有没有假期,对于李全言来说无所谓。
周末两天,他也是和外婆待在家里,偶尔去附近的商场逛逛。
王珍香很满足,乖孙和以前一样,虽然笑少了,但那是少年该有沉稳,平时送他上下学,自己在家找点活干,和邻居四处逛逛。
补习班的事很快也安排上了。
老师讲的很多很细致。
可李全言最近状态有些不对,明显的看见他眼底的黑眼圈,上课时眼神也有些恍惚,甚至发呆。
最后电话打到了熊云嵘那里。
她和李峰几乎都是早出晚归,和李全言时间几乎错开。
所以第一反应是去问王珍香,对方说没啥特别的事发生,沉默一会儿想起来,当初女儿给她的药,有两瓶已经没有了,她本来是记着要和女儿说的,后来忘了。
挂断电话,再起响起时,是郭潇。
她问郭医生那些要的作用,对方告诉她是帮助睡眠的,一般这种患者都是感官思想比较发散,需要一定的辅助才能更好的睡眠,人也有精神。
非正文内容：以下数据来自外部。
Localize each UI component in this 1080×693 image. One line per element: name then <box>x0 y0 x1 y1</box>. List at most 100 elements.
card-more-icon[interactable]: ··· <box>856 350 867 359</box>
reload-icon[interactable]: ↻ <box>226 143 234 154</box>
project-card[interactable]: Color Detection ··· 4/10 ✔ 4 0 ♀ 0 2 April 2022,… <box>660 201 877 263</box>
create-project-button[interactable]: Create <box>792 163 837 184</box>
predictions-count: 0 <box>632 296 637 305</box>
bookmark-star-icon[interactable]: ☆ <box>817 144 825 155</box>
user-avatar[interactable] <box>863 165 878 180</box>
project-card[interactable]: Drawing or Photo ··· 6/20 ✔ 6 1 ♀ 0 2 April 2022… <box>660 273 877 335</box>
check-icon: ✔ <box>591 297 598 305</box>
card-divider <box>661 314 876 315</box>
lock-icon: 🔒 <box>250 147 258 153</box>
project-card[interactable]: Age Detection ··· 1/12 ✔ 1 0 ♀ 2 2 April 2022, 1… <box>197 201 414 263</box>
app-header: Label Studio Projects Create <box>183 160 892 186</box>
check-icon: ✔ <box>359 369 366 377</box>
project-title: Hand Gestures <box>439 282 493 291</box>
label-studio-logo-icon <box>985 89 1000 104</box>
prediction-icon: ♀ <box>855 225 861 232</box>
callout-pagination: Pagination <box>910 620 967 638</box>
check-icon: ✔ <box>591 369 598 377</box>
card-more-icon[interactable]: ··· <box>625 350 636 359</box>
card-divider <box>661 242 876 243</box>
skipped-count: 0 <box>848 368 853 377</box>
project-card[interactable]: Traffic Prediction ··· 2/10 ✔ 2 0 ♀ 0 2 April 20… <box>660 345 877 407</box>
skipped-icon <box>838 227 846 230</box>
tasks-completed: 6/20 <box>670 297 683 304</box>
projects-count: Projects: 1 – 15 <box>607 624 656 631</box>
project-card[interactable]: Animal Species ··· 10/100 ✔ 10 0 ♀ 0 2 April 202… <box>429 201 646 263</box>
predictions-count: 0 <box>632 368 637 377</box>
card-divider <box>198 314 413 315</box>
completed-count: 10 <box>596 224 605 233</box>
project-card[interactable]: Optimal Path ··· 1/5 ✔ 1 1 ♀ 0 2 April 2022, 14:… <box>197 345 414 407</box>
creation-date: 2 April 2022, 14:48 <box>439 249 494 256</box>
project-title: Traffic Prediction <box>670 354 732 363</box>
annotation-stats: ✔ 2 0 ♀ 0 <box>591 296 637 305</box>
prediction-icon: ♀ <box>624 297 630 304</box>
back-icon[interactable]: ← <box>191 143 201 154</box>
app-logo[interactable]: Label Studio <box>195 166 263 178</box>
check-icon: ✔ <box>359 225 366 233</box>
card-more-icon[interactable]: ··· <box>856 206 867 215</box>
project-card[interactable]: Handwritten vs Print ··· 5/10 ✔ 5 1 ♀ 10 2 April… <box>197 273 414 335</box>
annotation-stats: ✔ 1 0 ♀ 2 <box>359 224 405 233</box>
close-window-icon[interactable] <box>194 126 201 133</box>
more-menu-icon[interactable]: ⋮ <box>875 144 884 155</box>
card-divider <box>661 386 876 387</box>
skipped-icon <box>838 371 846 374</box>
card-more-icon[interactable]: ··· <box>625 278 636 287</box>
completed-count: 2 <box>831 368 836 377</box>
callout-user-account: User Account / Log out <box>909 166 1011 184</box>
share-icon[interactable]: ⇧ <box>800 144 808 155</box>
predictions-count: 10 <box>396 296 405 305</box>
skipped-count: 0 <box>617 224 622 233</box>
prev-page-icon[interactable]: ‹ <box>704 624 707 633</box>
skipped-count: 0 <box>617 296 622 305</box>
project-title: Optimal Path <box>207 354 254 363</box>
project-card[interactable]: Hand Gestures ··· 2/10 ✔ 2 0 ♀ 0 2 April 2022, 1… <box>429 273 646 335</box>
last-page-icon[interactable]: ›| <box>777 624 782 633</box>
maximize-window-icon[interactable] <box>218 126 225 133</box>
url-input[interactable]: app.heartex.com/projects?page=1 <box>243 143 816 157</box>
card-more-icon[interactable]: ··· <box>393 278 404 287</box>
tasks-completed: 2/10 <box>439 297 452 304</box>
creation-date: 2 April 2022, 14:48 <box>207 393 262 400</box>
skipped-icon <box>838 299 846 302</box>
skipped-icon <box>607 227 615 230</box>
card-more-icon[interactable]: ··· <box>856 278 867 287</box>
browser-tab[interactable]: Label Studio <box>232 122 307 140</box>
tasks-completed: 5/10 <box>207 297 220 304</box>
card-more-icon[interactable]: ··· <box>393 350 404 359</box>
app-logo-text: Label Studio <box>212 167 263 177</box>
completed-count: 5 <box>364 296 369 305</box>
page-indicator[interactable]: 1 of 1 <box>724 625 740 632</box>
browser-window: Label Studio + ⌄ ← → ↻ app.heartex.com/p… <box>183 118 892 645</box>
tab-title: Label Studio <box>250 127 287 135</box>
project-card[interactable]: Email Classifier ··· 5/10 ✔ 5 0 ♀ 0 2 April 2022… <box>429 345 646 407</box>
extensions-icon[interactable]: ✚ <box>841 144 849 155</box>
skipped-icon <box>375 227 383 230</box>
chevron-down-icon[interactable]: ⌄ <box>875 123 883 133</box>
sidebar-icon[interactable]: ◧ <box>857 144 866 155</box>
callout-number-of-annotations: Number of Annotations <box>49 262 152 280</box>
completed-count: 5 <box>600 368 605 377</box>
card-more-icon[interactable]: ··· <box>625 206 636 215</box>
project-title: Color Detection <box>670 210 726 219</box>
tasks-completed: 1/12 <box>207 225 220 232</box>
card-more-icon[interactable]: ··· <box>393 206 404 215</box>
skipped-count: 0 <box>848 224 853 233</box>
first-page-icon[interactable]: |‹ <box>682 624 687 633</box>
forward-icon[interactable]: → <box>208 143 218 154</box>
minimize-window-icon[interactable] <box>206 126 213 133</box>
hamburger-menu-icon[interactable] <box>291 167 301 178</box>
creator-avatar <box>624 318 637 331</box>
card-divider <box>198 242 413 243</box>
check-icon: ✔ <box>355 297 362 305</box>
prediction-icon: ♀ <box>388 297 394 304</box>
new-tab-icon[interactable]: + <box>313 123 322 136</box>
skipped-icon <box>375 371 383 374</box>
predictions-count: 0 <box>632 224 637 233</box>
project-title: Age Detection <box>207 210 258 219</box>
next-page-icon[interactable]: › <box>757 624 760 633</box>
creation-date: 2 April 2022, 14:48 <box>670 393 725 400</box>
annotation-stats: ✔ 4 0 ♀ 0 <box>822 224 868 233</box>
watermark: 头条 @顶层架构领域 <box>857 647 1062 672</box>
随后她把李全言最近的状态告诉了医生,只是关于放假之后又补课的事没提。
郭潇笑着说没什么大问题,记得去康复中心拿药就行。
事实也正如她说的那样,加上少了的拿几个药片,李全言又变回之前一样,上课也很认真。
不知为什么,熊云嵘还是有些不放心,她查过了药片的成分确实是帮助睡眠,没其它问题,也在等李全言吃过药睡觉后偷偷去看过,对方没有什么不适反应,睡得很安稳,连着好几晚的观察都是这样,才放下心。
只是她没想到的是,王珍香也开始吃药了。
前两天熊云嵘带她去做体检,高血糖,得靠药物抑制。
记着医生的嘱托,反反复复和王珍香说了好几遍。
“晓得晓得,到底你是我妈,还是我是你妈,比我还能叨。”
熊云嵘叹气:“好吧,那你自己注意,我上班去了,晚上我和李峰有应酬不回来吃晚饭了,你和小言早点休息,睡前记得让他把药吃了。”
“嗯,记住了,路上小心。”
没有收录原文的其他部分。